Novel Photonics Applications Require Vertical Integration
Scalable assembly and packaging of photonic integrated circuits for emerging applications.
By Douwe Geuzebroek, Paul van Dijk, Arne Leinse at LioniX International B.V.
Photonic Integrated Circuit (PIC) technology is becoming more interesting for applications outside telecom and data communications. New applications for PICs in metrology and life science are emerging as the promise of technology scaling enables lower cost and smaller form factors that well match novel application roadmaps.
Growth beyond traditional PIC applications is possible due to maturing photonic IC technology and a greater number of foundries providing new Silicon Photonics, InP and Silicon-Nitride processes.

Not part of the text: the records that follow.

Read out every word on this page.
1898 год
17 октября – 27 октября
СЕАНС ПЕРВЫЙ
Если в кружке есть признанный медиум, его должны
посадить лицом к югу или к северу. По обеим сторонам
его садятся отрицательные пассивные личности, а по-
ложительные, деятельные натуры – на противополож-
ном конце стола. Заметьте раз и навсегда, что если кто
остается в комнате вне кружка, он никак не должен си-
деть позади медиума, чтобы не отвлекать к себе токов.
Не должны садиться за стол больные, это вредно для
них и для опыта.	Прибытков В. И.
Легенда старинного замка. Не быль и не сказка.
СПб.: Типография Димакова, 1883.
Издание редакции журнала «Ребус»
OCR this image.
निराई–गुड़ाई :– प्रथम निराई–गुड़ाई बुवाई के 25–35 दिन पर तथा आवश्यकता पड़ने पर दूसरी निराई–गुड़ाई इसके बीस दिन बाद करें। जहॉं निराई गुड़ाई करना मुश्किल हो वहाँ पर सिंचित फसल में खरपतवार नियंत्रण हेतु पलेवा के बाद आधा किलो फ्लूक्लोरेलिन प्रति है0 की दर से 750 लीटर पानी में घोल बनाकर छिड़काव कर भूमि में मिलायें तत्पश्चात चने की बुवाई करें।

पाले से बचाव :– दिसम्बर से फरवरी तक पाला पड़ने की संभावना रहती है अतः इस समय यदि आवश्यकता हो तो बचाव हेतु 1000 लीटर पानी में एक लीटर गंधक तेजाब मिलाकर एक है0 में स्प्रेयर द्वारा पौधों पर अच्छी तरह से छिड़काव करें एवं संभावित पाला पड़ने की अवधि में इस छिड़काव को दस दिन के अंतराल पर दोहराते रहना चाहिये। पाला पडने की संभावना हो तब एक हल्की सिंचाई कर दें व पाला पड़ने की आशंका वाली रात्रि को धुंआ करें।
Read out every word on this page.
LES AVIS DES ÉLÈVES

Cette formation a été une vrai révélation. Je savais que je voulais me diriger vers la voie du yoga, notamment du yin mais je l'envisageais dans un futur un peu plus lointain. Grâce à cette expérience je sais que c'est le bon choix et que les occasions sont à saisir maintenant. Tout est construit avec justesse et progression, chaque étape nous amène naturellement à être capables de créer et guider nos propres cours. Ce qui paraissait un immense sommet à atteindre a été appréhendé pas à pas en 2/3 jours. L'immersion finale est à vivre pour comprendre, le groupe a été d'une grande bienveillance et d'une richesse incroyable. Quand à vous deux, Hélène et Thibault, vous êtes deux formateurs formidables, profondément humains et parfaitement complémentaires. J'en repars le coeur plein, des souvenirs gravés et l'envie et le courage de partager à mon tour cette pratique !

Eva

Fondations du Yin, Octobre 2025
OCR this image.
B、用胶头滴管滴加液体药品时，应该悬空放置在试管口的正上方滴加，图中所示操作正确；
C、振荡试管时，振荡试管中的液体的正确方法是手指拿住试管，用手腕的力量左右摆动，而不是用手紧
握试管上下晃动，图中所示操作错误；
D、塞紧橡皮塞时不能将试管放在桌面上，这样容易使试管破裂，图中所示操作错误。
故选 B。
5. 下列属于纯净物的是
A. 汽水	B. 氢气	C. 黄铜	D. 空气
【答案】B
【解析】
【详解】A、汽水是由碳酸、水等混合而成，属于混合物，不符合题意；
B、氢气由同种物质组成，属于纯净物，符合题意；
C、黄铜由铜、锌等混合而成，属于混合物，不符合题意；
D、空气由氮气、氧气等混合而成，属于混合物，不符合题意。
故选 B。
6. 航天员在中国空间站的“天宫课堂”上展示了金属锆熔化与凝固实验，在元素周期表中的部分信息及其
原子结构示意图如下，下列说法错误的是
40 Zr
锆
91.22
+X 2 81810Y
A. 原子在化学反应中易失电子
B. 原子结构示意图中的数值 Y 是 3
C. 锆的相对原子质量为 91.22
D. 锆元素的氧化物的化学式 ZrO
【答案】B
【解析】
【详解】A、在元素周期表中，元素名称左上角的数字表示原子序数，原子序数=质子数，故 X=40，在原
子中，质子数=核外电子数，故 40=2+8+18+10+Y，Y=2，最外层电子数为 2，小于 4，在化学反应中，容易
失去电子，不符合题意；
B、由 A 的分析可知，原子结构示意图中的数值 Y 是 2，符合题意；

Rather than surmounting technology hurdles, the challenge faced by PIC designers and manufacturers is how to best address the broad scope of novel applications now possible.
These emerging applications have a broad range of requirements both in terms of Photonic IC functionality and also in making interconnections with other parts of the system. There is no single interface in this broad scope of applications like those typical for standard fiber optic cables. Furthermore, these diverse requirements often mean that optimizing on-chip functionalities only will not be sufficient to address the complete need.
An integral or vertical approach needs to be applied to product designs that takes into account overall system performance and interface needs as well as the chip design itself. We show a different set of interfaces available in the TriPleX waveguide platform  that will match the requirements of emerging applications such as bio-photonics and confocal microscopy, flow cytometry, molecular diagnostics, bio-sensing, DNA sequencing and micro spectroscopy. We conclude with an example of the vertical integrated approach for broadband beamformers in 5G antenna and satellite communications systems.
Standard building blocks
PIC technology relies on the use of validated standard building blocks. These building blocks, such as waveguide bends, taper sections and modulators (amongst many) are designed with a common use in mind. However, in assembly and packaging of these PICs, the field of emerging applications is so broad that there is no standard packaging scheme that is suitable for all, unlike the fiber pigtailed butterfly package that is used across telecommunications.